サウンド的な話でいうと、もともと自分にあった90’sの音とはまったく異なる、チルウェイブ以降のドリームポップとか、ポストチルウェイブという新しいジャンルが出てきた辺りのレコードからの影響がすごく強くて。

──完全に新譜ですよね。

うん。去年はクリスタル・キャッスルズ、ファクトリー・フロア、ティーン・デイズのような音響っぽい肌触りの音楽がすごく好きで。サウンド的にはその方向を向いていますね。

Teen Daze – “Ice On The Windowsill”

──なるほど。たしかに『Keeper Of The Flame』のテクスチャーは、その辺りの固有名詞が分かりやすい例ですね。ここからアルバムについて聞いていきたいのですが、the HIATUSは3枚目の『A World Of Pandemonium』までオリジナルアルバムを毎年リリースしてきましたよね。オリジナルアルバムのリリースが2年半空いたのは、理由として何が挙げられますか。

まず<The Afterglow Tour>をやって、そのDVDを作ろうとなったのは、『A World Of Pandemonium』が自分たちにとってとてもよく出来たアルバムだったということで。一度のリリースツアーで終わらせて、次のアルバムに進む気持ちはなくて、もっと向き合ってもいいアルバムなんじゃないかとメンバー全員が感じていたんですよね。じゃあ、もう一周するならばどうするのかというところから、徳澤晴弦がストリングスを入れてくれていた曲があったので、そのままオーケストラ編成でアレンジし直したんだよね。

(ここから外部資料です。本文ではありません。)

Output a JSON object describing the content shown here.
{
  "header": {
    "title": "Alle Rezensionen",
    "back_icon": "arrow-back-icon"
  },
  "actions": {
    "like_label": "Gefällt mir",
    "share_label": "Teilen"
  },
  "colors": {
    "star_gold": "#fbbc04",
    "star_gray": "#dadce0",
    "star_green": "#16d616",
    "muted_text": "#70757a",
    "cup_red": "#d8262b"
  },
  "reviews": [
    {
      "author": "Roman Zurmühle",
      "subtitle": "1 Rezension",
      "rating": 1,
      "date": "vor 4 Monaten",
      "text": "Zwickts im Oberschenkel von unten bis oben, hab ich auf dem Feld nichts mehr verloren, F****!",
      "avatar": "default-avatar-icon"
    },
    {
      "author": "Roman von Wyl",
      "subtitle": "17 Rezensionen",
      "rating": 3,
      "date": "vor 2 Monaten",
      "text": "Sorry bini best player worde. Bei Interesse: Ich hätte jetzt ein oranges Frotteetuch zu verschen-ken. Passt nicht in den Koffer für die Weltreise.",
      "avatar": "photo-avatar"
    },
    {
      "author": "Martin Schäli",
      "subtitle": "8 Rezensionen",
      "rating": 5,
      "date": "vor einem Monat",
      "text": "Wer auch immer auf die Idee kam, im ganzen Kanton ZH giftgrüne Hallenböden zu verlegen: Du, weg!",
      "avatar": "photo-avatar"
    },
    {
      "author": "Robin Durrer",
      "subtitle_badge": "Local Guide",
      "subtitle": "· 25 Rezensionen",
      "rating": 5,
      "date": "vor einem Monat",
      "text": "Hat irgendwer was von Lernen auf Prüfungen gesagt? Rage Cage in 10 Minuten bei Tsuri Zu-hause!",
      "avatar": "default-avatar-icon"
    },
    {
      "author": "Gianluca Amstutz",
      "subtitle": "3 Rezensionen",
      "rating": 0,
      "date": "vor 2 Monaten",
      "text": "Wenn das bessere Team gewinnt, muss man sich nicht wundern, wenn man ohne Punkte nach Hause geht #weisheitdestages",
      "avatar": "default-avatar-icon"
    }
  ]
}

──『A World Of Pandemonium』から感じたthe HIATUSの音楽には、沢山の音色がありますよね。『Keeper Of The Flame』にも音色を感じるものの、それは前作とは違ったテクスチャーであって。例えば、ダンスミュージック的なアプローチからは、表現の可能性を貪欲に追求している印象を受けました。

俺はすごく欲張りな人間で完璧主義なの。表現の間口を広げていた時期は、まずはひとつのことに特化していって。例えば、「甘いものってなんだろう?」と考え始めると、甘いものを徹底的に追求していたけれども、最終的にはひとつのことが満たされたとしても物足りないんですよね。だから今回のアルバムは甘くて、辛くて、塩っぱい。それでいて美味しいものを作りたかった。その柱にあるのが「踊れる」、「メロディーがはっきりしている」、「サウンドがかっこいい」という3つの要素であって、そのレシピがしっかりしているアルバムを最後まで妥協することなく作れた感じがする。詩の方向性とか、曲が軽い、暗いとかも一切関係なく。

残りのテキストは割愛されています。